INTERESSI EXTRA-PROFESSIONALI: attività culturali e sociali, pratiche sportive, hobby. E' importante soprattutto se i tempi di laurea non sono stati rapidissimi, per dimostrare che il tempo non è stato perso, ma investito in qualcos’altro. Quasi tutti affermano di amare i viaggi, di praticare qualche sport, di dedicarsi a profonde letture e di avere qualche hobby più o meno originale (il cinema è in testa alle preferenze). Come differenziarsi, dunque? In primo luogo, senza barare, riportando eventuali riconoscimenti, premi o traguardi raggiunti: un conto è affermare di amare la cucina o lo sci, un altro conto è segnalare di essere maestri di sci o sommelier patentati. Si dà l’idea che, quando si fa una cosa, la si fa con determinazione.
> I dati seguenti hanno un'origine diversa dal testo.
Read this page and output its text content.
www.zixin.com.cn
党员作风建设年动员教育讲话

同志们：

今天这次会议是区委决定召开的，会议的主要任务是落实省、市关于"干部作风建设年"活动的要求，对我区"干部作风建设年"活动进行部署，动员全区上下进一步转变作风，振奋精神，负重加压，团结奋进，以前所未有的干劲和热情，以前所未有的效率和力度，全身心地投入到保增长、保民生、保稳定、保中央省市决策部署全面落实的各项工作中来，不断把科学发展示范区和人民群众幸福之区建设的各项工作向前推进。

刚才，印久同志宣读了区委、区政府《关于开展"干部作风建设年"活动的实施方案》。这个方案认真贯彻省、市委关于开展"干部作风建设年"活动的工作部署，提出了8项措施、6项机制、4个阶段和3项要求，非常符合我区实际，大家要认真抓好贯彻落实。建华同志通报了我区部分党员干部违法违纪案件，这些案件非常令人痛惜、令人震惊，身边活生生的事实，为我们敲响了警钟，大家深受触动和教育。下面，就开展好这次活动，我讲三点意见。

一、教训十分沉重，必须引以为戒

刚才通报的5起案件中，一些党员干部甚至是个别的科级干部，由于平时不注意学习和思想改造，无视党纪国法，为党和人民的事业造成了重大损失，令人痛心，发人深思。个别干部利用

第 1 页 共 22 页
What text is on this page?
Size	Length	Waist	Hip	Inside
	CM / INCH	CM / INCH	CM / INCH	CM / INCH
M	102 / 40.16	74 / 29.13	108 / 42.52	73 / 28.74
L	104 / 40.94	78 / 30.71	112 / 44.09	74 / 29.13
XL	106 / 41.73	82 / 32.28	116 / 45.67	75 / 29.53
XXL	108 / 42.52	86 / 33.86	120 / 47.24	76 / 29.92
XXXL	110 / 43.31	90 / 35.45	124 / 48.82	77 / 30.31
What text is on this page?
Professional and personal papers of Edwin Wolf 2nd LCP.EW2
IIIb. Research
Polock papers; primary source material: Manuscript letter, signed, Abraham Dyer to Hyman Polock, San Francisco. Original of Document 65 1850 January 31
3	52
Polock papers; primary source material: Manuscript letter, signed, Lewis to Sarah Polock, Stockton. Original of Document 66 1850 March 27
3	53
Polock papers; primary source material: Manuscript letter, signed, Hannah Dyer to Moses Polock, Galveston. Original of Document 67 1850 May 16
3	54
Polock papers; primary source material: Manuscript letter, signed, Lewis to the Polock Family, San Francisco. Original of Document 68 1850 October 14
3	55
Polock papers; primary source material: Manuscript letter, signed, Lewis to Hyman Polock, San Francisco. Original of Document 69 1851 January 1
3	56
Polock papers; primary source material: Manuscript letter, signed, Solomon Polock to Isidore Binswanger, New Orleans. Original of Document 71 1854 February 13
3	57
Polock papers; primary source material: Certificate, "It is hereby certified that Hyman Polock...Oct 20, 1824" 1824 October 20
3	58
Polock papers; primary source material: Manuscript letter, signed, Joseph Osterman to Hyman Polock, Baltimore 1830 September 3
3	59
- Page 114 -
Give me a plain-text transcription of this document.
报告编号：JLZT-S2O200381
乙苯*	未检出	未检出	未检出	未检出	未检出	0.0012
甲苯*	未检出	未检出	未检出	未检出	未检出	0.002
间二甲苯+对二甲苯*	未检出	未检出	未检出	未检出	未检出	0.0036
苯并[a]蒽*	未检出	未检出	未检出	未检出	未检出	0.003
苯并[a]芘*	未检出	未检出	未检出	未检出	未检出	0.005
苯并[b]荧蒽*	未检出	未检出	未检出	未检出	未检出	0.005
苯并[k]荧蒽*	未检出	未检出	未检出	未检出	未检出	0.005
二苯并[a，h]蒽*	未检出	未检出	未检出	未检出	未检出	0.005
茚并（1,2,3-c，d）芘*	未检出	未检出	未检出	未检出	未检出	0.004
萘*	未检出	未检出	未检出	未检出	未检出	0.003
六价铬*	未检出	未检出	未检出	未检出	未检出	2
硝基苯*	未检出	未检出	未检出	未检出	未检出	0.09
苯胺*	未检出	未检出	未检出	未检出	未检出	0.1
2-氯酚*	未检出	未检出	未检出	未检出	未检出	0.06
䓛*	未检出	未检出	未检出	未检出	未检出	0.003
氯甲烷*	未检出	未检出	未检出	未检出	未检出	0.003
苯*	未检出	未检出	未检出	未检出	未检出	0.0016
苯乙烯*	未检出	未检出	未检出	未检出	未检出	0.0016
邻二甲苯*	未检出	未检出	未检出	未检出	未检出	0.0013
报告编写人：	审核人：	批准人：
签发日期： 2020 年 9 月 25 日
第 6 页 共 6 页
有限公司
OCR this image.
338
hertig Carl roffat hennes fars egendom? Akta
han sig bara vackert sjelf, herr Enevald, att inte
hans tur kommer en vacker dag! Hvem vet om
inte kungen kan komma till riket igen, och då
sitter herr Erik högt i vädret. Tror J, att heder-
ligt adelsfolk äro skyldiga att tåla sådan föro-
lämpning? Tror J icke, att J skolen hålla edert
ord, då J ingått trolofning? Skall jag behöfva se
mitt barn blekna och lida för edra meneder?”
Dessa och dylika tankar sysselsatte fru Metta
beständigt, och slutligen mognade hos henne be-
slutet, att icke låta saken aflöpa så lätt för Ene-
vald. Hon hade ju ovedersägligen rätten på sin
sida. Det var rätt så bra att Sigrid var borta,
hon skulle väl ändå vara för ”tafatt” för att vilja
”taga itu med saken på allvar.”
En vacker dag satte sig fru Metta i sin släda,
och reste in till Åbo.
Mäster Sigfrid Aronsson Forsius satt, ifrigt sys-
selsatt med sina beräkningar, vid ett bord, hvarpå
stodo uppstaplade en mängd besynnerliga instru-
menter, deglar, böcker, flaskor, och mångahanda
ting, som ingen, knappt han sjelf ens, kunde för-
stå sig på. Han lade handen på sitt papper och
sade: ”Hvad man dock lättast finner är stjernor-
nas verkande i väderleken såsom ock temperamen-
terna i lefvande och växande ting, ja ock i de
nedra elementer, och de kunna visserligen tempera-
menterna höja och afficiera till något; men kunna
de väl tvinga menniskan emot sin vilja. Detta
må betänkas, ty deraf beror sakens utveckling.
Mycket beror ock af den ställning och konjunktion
ASPIRAZIONI: progetti per il futuro. Ambizioni, aspirazioni lavorative e motivazioni.
Dobbiamo invece mettere per prima la parte che ci può mettere in miglior luce, e per ultima quella che ci è sfavorevole. Ad esempio, se siamo un po' "vecchiotti", diciamo sopra i 27 anni, possiamo intestare il CV con nome, cognome e indirizzo, proseguire con istruzione ed esperienze, e in fondo rimettere i propri dati personali, completi anche della data di nascita. Otterremo in questo modo di passare, se il nostro CV è per il resto buono, la "ghigliottina" iniziale che alcuni adottano in base all’età (si noti che negli USA ogni discriminazione in base all’età, oltre che al sesso, razza, ecc., è vietata dalla legge, tanto che la data di nascita non viene indicata nei CV). Importante: il curriculum vitae va aggiornato spesso, preferibilmente sulla base delle informazioni che si riescono a raccogliere sull'azienda destinataria.
Indicate anche l'autorizzazione a utilizzare i dati personali contenuti nel curriculum ai sensi della legge 675/96 (legge sulla privacy).
Firmato
COSE DA NON FARE
Non alleghiamo la foto a meno che non sia espressamente richiesto
Attestati o documentazione non vanno allegati a meno che non vengano richiesti esplicitamente
Inviamo il documento a 'persone' e non a enti, aziende, organizzazioni astratte
Non spedite un CV senza un'adeguata lettera di presentazione
Dopo aver spedito il CV, non presentatevi all'azienda prima di essere chiamati
Alleghiamo le referenze solo se sono richieste e comunque referenze professionali e non personali
E non assillate il vostro destinatario con telefonate o e-mail giornaliere. Abbiate fiducia nell'azienda e pazienza nell'attesa di un sospirato colloquio di selezione!